Semalytix has worked with multiple pharmaceutical partners to provide insights that have directly influenced business decisions. The four-year old company, spun out of the University of Bielefeld in Northwestern Germany, now has over 60 employees from 25 different countries.
It is nevertheless up against some very large competitors. Google and other “Big Tech” are working hard on machine reading, including training general purpose NLP models to “read” any kind of text. (Reports suggest that one of Google’s newest NLP models is better at finding answers within small sections of text than humans are, though this was a very specific kind of activity.) East-Coast-based Signals Analytics and Meaningcloud both serve the pharmaceutical industry — but not exclusively. Cambridge, UK-based SciBite and Linguamatics focus on machine reading scientific texts. (Linguamatics was bought by IQVIA in January 2019.)
Yet the need, and demand, for specialist real-world evidence is enormous.

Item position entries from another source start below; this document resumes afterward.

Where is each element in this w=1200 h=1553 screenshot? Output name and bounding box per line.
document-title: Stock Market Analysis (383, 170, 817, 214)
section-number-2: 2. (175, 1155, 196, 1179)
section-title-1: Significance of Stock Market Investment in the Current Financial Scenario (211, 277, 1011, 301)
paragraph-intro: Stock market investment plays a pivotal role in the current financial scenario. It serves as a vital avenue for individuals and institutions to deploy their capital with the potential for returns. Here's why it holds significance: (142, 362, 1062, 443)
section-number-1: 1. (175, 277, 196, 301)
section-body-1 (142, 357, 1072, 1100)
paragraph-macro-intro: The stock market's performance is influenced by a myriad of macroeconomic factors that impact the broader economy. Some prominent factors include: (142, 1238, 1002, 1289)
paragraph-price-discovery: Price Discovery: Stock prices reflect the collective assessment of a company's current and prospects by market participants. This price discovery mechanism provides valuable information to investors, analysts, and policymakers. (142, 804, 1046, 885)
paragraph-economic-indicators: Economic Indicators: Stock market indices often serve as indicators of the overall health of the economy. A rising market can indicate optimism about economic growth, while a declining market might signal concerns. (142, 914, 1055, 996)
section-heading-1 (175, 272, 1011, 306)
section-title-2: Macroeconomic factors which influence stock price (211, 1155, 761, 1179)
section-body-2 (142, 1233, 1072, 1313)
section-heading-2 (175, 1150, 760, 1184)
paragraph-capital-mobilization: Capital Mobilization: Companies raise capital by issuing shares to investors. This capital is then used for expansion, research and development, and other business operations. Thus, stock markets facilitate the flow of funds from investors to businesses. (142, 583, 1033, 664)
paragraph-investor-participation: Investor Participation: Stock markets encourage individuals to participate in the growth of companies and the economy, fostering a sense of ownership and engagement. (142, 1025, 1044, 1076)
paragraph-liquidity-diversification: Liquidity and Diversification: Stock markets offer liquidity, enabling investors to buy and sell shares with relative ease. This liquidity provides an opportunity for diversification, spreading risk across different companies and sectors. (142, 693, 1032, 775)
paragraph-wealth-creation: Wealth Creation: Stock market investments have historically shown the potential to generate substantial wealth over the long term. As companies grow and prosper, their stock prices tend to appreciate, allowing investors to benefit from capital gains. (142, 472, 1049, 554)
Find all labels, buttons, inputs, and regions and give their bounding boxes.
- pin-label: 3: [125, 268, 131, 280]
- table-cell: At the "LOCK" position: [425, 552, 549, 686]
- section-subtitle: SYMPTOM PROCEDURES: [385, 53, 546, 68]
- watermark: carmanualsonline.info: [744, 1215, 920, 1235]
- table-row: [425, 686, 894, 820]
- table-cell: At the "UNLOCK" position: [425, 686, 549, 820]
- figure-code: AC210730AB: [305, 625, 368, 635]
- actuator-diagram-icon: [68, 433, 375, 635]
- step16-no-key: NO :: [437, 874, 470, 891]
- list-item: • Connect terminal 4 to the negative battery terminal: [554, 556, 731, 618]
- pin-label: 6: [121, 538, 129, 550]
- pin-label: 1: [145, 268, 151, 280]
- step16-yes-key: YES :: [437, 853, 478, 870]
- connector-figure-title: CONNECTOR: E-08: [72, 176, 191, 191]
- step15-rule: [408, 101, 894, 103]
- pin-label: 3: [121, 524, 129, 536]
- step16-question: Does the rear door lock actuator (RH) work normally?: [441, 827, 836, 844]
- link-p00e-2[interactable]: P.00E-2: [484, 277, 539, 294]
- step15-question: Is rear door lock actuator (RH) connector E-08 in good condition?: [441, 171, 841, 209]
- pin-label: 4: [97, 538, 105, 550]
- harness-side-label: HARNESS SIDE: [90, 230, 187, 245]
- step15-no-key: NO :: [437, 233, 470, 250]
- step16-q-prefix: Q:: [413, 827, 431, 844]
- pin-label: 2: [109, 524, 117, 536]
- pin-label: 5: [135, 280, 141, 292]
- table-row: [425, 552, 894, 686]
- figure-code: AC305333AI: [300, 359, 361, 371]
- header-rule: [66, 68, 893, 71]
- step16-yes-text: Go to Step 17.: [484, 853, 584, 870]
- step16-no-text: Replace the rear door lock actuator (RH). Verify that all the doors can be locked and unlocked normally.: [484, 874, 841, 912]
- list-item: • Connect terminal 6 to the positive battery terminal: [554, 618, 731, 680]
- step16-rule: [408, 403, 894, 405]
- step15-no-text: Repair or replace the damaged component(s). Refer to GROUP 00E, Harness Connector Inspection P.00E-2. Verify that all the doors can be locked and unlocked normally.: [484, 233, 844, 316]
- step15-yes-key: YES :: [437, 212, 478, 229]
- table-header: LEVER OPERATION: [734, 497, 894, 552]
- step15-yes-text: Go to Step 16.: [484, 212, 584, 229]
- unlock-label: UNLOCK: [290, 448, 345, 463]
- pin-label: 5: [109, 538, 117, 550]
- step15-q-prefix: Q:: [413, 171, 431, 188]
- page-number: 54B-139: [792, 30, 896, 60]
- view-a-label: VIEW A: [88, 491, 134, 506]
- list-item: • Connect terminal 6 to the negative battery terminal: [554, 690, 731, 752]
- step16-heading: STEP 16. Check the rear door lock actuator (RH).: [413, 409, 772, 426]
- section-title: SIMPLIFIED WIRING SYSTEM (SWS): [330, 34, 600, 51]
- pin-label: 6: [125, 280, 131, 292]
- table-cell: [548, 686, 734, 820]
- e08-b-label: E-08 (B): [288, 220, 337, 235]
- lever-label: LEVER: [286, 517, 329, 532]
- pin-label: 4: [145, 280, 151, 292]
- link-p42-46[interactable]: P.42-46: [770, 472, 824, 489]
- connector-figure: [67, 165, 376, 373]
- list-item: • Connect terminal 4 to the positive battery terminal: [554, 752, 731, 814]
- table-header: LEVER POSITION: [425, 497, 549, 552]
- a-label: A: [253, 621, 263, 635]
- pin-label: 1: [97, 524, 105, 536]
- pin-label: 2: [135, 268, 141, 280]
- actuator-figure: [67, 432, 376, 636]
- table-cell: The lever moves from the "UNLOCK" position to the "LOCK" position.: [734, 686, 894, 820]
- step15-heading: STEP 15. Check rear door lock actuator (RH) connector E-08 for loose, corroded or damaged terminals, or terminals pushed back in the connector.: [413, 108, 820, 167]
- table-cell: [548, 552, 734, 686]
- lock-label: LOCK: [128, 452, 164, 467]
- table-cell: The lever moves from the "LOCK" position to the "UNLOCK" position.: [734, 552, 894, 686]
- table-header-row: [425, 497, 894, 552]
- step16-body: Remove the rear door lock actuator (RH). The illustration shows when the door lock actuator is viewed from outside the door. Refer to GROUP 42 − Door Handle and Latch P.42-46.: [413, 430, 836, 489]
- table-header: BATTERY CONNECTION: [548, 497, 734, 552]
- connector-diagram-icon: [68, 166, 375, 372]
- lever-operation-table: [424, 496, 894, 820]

The drug industry is spending many hundreds of millions of dollars gathering real world data, as sources and types multiply. Such data is being used along the value chain, from drug discovery and development, through to market access and commercialization.
Few companies are effectively making use of all the data at their disposal, though — most do not comprehensively mine their own field-force records, let alone the multiple external sources of commercial data. So there is plenty of real-world data to go around.